Одно знание война, несомненно, вколачивает в голову тем, кто из страха за свою жизнь схватывает все на лету, если, конечно, ему повезет: как превратить длительность единственной секунды, мышиную норку среди потока времени, в неприступную крепость. Поживем – увидим, увидим – поживем. И я увидел – и узнал похожее на череп лицо «великого мыслителя». И услышал его крик: «А ну, вылезай, гад ползучий! Сумей умереть как бродячая собака! Не то мы заставим тебя жрать собственные кишки!» Но он явно блефовал. Хотел доказать мне, что я окружен со всех сторон. Враки. Будь я и в самом деле окружен, меня бы уже давно не было в живых. Я не шелохнулся. А он не мог знать наверняка, попал он в меня или не попал. Он продолжал блефовать. «Сюда, ребята!» – заорал он. Ах ты, моя девочка! И кто только рассказал нам сказку про Красную Шапочку и злого волка… Ты больше меня не слышишь… Не можешь слышать… Я хриплым голосом заорал большому злому волку: «Не могу больше!» Из своего укрытия он выстрелил в меня. Пуля пробила коробку противогаза. А зачем я ее вообще таскаю с собой? Я слышал, как он закладывает новый диск. Значит, он тоже слышал, как звякнула пуля о противогазную коробку. Хотя нет, не мог он это слышать, пока стрелял. В лучшем случае мог увидеть. Небось думал, что угодил мне в почку. Недаром он показался. Я ждал, пока он будет виден целиком. Целиком, чуть пригнувшись, готовый для выстрела.

Немецкий обер-фельдфебель по прозвищу «великий мыслитель» встретил заслуженную смерть от руки немецкого ефрейтора X ель ригеля. Время настало. (Две незаписанные, поскольку не отвечающие протокольному стилю, фразы Анны Ивановны, которая впоследствии вела протокол допроса).

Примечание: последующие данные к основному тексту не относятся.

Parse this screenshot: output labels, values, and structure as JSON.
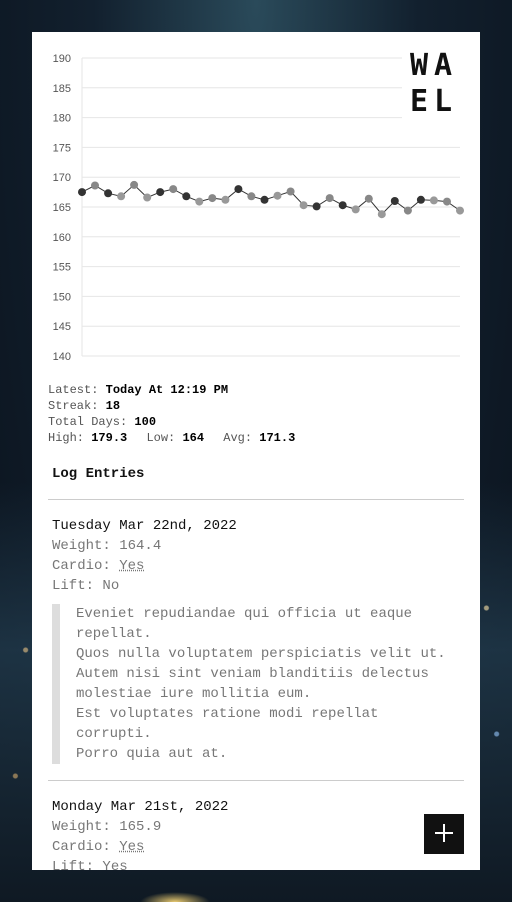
{
  "brand": {
    "logo_text": "WAEL"
  },
  "chart_data": {
    "type": "line",
    "yticks": [
      "190",
      "185",
      "180",
      "175",
      "170",
      "165",
      "160",
      "155",
      "150",
      "145",
      "140"
    ],
    "ylim": [
      140,
      190
    ],
    "grid": true,
    "series": [
      {
        "values": [
          167.5,
          168.6,
          167.3,
          166.8,
          168.7,
          166.6,
          167.5,
          168.0,
          166.8,
          165.9,
          166.5,
          166.2,
          168.0,
          166.8,
          166.2,
          166.9,
          167.6,
          165.3,
          165.1,
          166.5,
          165.3,
          164.6,
          166.4,
          163.8,
          166.0,
          164.4,
          166.2,
          166.1,
          165.9,
          164.4
        ]
      }
    ]
  },
  "stats": {
    "latest_label": "Latest:",
    "latest_value": "Today At 12:19 PM",
    "streak_label": "Streak:",
    "streak_value": "18",
    "total_label": "Total Days:",
    "total_value": "100",
    "high_label": "High:",
    "high_value": "179.3",
    "low_label": "Low:",
    "low_value": "164",
    "avg_label": "Avg:",
    "avg_value": "171.3"
  },
  "log": {
    "title": "Log Entries",
    "entries": [
      {
        "date": "Tuesday Mar 22nd, 2022",
        "weight_label": "Weight:",
        "weight": "164.4",
        "cardio_label": "Cardio:",
        "cardio": "Yes",
        "lift_label": "Lift:",
        "lift": "No",
        "notes": [
          "Eveniet repudiandae qui officia ut eaque repellat.",
          "Quos nulla voluptatem perspiciatis velit ut.",
          "Autem nisi sint veniam blanditiis delectus molestiae iure mollitia eum.",
          "Est voluptates ratione modi repellat corrupti.",
          "Porro quia aut at."
        ]
      },
      {
        "date": "Monday Mar 21st, 2022",
        "weight_label": "Weight:",
        "weight": "165.9",
        "cardio_label": "Cardio:",
        "cardio": "Yes",
        "lift_label": "Lift:",
        "lift": "Yes"
      }
    ]
  },
  "fab": {
    "icon": "plus-icon"
  }
}
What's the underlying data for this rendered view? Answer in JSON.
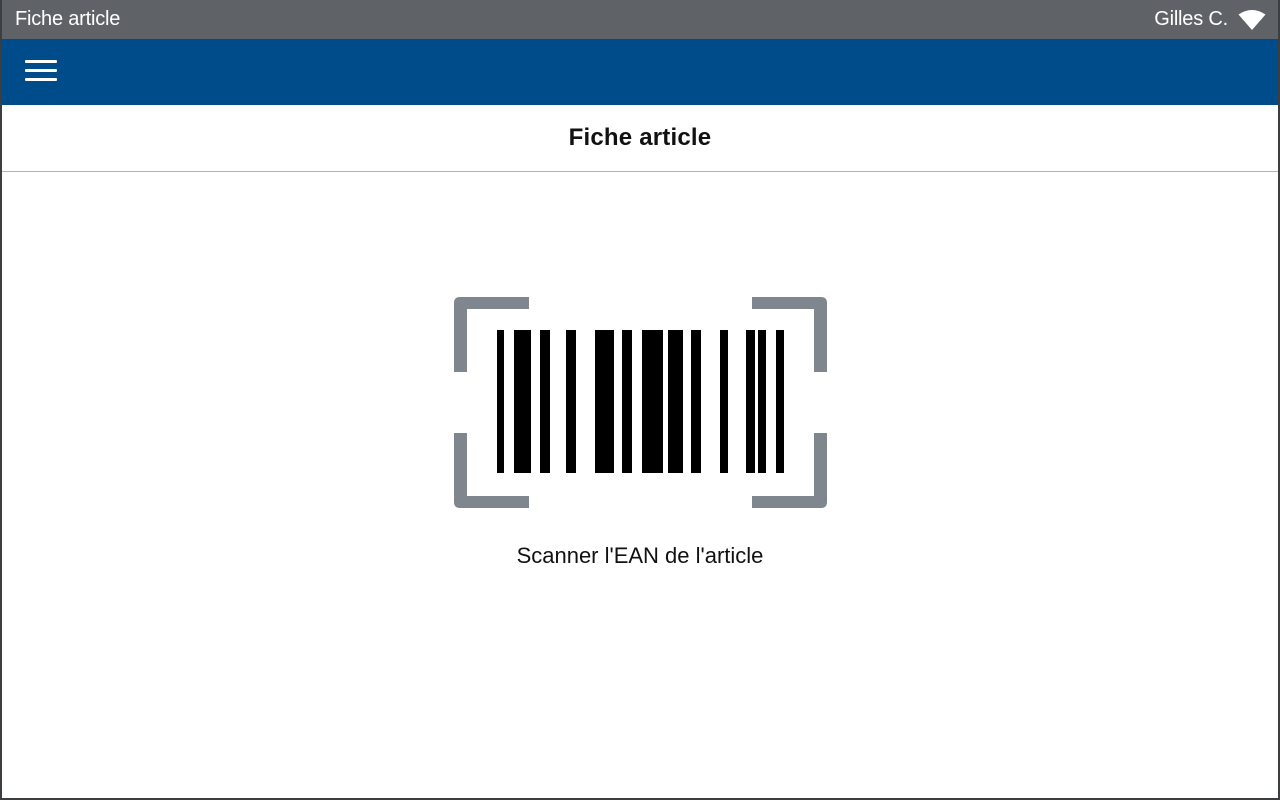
{
  "status_bar": {
    "title": "Fiche article",
    "user": "Gilles C."
  },
  "app_bar": {
    "menu_icon": "hamburger-menu-icon",
    "background": "#004c8b"
  },
  "page": {
    "title": "Fiche article"
  },
  "scanner": {
    "icon": "barcode-scan-icon",
    "frame_color": "#80868d",
    "instruction": "Scanner l'EAN de l'article"
  }
}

Пока я стоял перед скрюченным покойником, лес зашумел. И я припустил назад, к Любе. Она лежала среди камней и лепешек мха. Прижавшись щекой к земле. Под ней – ее оружие. Так и не снятое с шейного ремня. Ее рюкзак с запасными магазинами был продырявлен выстрелами. Правый рукав ватника с внешней стороны весь повис клочьями. Я положил ладонь ей на лоб. Лоб был не теплый, но и не холодный. Ясное дело, так скоро человек не остывает, подумал я. Дай мне вобрать твое последнее тепло, подумал я. Она лежала с закрытыми глазами. Так что я, дурак, мог бы сообразить что к чему. А я испугался до глубины души, когда она у меня под ладонью открыла глаза. Я был совершенно убежден, что она мертва. А почему и сам не знаю. Вообще-то я человек вполне здравомыслящий. Сперва она меня не узнала. И, как слепая, схватилась за оружие. Я окликнул ее по имени. Она лежала в шоке. Она не отозвалась. Я понял, что не должен теперь произнести ни единого слова по-немецки. А сердце было переполнено такими ласковыми немецкими словами. Я разрезал тоненькие как суровая нитка завязки рюкзака. Я прямо весь дрожал от надежды. От одной вполне реальной надежды. И она, моя надежда, как оказалось, меня не обманула. На спине ее ватника не было ни единой дырочки. Жесть и начинка двух дисков спасли ей жизнь. Видишь, Люба, вот он, мой грошик на черный день. Оказался дороже золота. В тысячу раз дороже. Ты только взгляни. Вот куда угодили пули. Видишь эти блестящие вмятины? Одна, две, три… Подумаешь, какие-то царапины на руке… Покровит немножко и пройдет. Это все пустяки. У меня с собой перевязочный материал, видишь, целых два пакета, стало быть, четыре бинта в стерильной упаковке, их с лихвой хватит на пару несчастных царапин. Скоро все заживет. Не рычи, собачка, заживай, болячка. Если нынче дождик льет, значит, завтра все пройдет.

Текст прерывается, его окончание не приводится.